DRPA's development plans conflict

February 18, 2009 4:45:58 PM PST
Just the scent of economic development is unusual these days, but the Delaware River Port Authority is trying to sell a major development agenda, but not everyone thinks it's a good idea, even if it does create jobs.For the past 17 years, the DRPA, which operates four bridges and PATCO, has funded hundreds of millions of dollars in economic development projects. They include Lincoln Financial Field, Citizens Bank Park, the Kimmel Center, Adventure Aquarium and Campbell Field to name a few.

Today, the DRPA board voted to spend $11 of $35 million from a previous bond issue.

The projects include $3.5 million for the Presidents House at Independece Mall, $2.5 million for a Franklin Square restaurant, $1.5 million for a medical school building in Camden, plus demolition and infrastructure improvements on both sides of the river.

"These projects are all centered around PATCO train stations; they're centered around opportunities for transit oriented development," DRPA CEO John Matheussen said.

A long list of speakers argued against the economic development spending today, but just as many supported it including Camden Mayor Gwen Faison.

"You are concerned not just with the tracks and the trains, but you are concerned with the entire environment.
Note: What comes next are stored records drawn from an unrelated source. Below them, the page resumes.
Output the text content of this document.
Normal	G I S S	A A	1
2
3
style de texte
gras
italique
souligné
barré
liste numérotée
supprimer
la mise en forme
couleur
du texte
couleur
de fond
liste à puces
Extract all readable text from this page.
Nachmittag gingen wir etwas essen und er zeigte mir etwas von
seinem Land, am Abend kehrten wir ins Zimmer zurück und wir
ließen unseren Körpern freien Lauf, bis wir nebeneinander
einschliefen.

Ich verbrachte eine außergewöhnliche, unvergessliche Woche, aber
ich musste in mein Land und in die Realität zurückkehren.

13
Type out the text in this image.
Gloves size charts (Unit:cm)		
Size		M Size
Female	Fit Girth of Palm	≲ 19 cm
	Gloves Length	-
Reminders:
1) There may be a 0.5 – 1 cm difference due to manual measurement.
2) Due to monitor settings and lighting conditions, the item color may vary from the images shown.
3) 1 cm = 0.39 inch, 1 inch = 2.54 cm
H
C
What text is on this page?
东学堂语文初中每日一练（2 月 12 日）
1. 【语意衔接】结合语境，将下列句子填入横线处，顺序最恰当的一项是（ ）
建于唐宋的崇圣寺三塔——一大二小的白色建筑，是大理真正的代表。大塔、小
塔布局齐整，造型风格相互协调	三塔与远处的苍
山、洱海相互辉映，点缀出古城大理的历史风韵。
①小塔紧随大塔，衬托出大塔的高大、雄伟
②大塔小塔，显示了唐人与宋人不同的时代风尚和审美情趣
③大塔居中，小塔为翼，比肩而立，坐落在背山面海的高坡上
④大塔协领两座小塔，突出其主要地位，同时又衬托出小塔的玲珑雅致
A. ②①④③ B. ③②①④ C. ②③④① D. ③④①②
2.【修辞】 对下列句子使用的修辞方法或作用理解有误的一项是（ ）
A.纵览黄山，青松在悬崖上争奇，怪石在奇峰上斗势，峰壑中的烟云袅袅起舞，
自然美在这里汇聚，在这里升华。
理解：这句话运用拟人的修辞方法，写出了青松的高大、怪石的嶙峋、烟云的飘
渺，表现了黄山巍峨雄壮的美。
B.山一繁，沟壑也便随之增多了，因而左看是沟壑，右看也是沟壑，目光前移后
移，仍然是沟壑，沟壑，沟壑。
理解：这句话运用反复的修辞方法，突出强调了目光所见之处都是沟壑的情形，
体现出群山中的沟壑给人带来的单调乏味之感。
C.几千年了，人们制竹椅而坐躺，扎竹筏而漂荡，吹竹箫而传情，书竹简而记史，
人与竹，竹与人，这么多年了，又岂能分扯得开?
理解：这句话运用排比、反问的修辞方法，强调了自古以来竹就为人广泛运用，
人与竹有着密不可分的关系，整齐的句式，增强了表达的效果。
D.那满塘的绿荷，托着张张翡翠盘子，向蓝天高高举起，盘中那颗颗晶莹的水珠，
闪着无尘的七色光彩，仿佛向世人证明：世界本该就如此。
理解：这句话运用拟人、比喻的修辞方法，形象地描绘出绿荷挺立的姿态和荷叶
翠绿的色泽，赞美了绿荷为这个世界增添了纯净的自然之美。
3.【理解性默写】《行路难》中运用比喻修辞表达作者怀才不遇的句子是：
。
We deserve it, as people of the city of Camden," Mayor Faison said.

"Let me ask, what return on investment do these projects have for motorists? When are tolls going to go down? Or will the billion dollar DRPA burden of death be left to the next generation of motorists?" Cathy Rossi of AAA Mid-Atlantic said.

The DRPA says a thousand jobs will be created by the projects which are not using toll money, but toll money is being used to pay off the bonds and with bridge tolls at $4 going to $5 next year, most motorists don't have the still stomach for more spending on non transportation work.

"I don't object to the projects you want to do, I object to funding them on the backs of motorists like me," Frank Gilanelli of Moorestown, New Jersey said.

Some favor changing the DRPA charter so it can't spend money on economic development projects, but that's not an easy task as it takes approval of New Jersey and Pennsylvania legislatures, an act of congress, and the President's signature.